On the first morning of clearing, Gibrilla’s uncle assigned each of us a portion of the bush to be cut down. We spent three days cutting down our portions. He was done in less than three hours.

When I held the cutlass in my hand to start attacking the bush, Gibrilla’s uncle couldn’t help himself. He burst out laughing before he showed me how to hold the cutlass properly. I spent restless minutes swinging the cutlass with all my might at trees that he would cut with one strike.

The first two weeks were extremely painful. I suffered from back pains and muscle aches. Worst of all, the flesh on the palms of my hands was peeled, swollen, and blistered. My hands were not used to holding a machete or an ax. After the clearing was done, the bush was left to dry. Later, when the cut bush was dried, we set fire to it and watched the thick smoke rise to the blue summer sky.
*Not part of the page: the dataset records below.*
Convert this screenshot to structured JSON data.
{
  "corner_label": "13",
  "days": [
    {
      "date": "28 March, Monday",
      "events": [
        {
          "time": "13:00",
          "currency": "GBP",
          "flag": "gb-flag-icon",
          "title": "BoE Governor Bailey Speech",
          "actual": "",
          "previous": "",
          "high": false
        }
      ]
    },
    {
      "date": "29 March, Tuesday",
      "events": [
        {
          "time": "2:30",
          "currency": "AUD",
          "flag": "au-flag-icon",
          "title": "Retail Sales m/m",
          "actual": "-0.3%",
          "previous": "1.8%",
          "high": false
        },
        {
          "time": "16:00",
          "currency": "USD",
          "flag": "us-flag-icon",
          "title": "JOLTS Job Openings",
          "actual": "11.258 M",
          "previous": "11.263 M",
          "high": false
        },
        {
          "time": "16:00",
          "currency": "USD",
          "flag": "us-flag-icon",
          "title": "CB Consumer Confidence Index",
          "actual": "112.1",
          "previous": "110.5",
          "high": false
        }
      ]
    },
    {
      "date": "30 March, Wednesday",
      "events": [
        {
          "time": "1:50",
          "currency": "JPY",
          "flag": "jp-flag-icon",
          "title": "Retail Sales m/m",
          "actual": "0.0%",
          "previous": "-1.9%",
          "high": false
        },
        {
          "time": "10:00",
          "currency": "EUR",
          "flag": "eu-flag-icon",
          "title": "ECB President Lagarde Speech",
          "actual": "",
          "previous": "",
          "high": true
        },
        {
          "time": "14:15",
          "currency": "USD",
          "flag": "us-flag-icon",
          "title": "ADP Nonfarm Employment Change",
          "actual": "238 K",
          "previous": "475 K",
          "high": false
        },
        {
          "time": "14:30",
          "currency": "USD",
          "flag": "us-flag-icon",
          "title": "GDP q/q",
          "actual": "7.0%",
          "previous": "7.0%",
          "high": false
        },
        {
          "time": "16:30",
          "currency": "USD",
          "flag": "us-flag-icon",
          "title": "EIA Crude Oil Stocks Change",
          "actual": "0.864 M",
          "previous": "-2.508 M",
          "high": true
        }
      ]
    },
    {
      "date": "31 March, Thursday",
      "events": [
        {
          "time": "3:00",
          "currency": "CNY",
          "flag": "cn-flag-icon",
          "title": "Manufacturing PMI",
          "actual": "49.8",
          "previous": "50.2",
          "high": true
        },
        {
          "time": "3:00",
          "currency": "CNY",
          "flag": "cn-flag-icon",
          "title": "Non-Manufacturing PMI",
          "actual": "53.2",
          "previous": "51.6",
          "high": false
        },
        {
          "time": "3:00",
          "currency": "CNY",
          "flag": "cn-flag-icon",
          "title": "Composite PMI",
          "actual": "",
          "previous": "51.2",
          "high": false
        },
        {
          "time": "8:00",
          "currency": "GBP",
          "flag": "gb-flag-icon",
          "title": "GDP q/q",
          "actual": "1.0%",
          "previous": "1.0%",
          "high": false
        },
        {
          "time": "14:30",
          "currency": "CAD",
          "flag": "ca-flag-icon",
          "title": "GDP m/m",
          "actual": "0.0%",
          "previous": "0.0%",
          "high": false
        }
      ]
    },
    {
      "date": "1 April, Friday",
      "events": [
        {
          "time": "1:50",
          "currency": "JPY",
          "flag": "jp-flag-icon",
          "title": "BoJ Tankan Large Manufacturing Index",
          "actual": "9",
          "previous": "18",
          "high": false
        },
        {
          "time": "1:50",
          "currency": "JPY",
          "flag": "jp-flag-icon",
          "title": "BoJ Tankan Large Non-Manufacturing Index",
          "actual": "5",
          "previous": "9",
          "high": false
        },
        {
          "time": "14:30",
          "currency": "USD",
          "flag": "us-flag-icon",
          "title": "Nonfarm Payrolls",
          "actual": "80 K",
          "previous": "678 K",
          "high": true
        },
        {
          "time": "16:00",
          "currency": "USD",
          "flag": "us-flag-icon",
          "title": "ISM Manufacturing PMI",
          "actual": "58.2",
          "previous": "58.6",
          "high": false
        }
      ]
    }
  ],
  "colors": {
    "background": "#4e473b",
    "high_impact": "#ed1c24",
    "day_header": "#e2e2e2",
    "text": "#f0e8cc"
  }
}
Next we had to plant cassava. To do this, we dug mini-holes in the ground using hoes. To take a break from this task, which required us to bend our upper bodies toward the ground for hours, we fetched cassava stalks, cut them into shorter pieces, and placed them in the holes. The only sounds we heard as we worked were the humming of tunes by expert farmers, the occasional flapping of a bird, the snaps of tree branches breaking in the nearby forest, and hellos from neighbors traveling the path either to their own farms or back to the village. At the end of the day, I sometimes would sit on a log at the village square and watch the younger boys play their wrestling games. One of the boys, about seven, always started a fight, and his mother would pull him away by his ear. I saw myself in him. I was a troublesome boy as well and always got into fights in school and at the river. Sometimes I stoned kids I couldn’t beat up. Since we didn’t have a mother at home, Junior and I were the misfits in our community. The separation of our parents left marks on us that were visible to the youngest child in our town. We became the evening gossip.

“Those poor boys,” some would say.

“They aren’t going to have any good complete training,” others would worriedly remark as we walked by.
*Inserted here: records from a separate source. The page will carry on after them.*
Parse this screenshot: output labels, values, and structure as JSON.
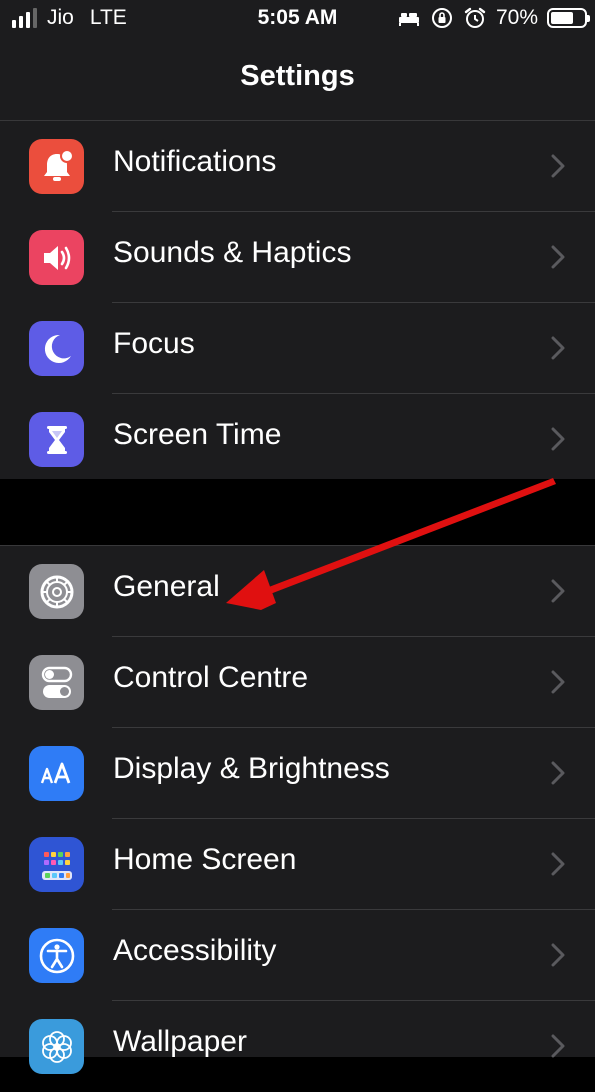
{
  "status_bar": {
    "carrier": "Jio",
    "network": "LTE",
    "time": "5:05 AM",
    "battery_percent": "70%",
    "battery_level": 0.7,
    "icons": [
      "signal-icon",
      "bed-icon",
      "orientation-lock-icon",
      "alarm-icon",
      "battery-icon"
    ]
  },
  "nav": {
    "title": "Settings"
  },
  "groups": [
    {
      "items": [
        {
          "label": "Notifications",
          "icon": "notifications-bell-icon",
          "color": "#eb4e3d"
        },
        {
          "label": "Sounds & Haptics",
          "icon": "speaker-icon",
          "color": "#eb4461"
        },
        {
          "label": "Focus",
          "icon": "moon-icon",
          "color": "#5e5ce6"
        },
        {
          "label": "Screen Time",
          "icon": "hourglass-icon",
          "color": "#5e5ce6"
        }
      ]
    },
    {
      "items": [
        {
          "label": "General",
          "icon": "gear-icon",
          "color": "#8e8e93"
        },
        {
          "label": "Control Centre",
          "icon": "toggles-icon",
          "color": "#8e8e93"
        },
        {
          "label": "Display & Brightness",
          "icon": "text-size-icon",
          "color": "#2f7cf6"
        },
        {
          "label": "Home Screen",
          "icon": "home-screen-grid-icon",
          "color": "#2f55d4"
        },
        {
          "label": "Accessibility",
          "icon": "accessibility-icon",
          "color": "#2f7cf6"
        },
        {
          "label": "Wallpaper",
          "icon": "flower-icon",
          "color": "#3a9bdc"
        }
      ]
    }
  ],
  "annotation": {
    "type": "red-arrow",
    "points_to": "General",
    "color": "#e01010"
  }
}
I was so angry at the way they pitied us that I would sometimes kick their children’s behinds at school, especially those who gave us the look that said, My parents talk about you a lot.

We farmed for three months at Kamator and I never got used to it. The only times that I enjoyed were the afternoon breaks, when we went swimming in the river. There, I would sit on the clear sandy bottom of the river and let the current take me downstream, where I would resurface, put on my dirty clothes, and return to the farm. The sad thing about all that hard labor was that, in the end, it all went to ruin, because the rebels did eventually come and everyone ran away, leaving their farms to be covered by weeds and devoured by animals.

It was during that attack in the village of Kamator that my friends and I separated. It was the last time I saw Junior, my older brother.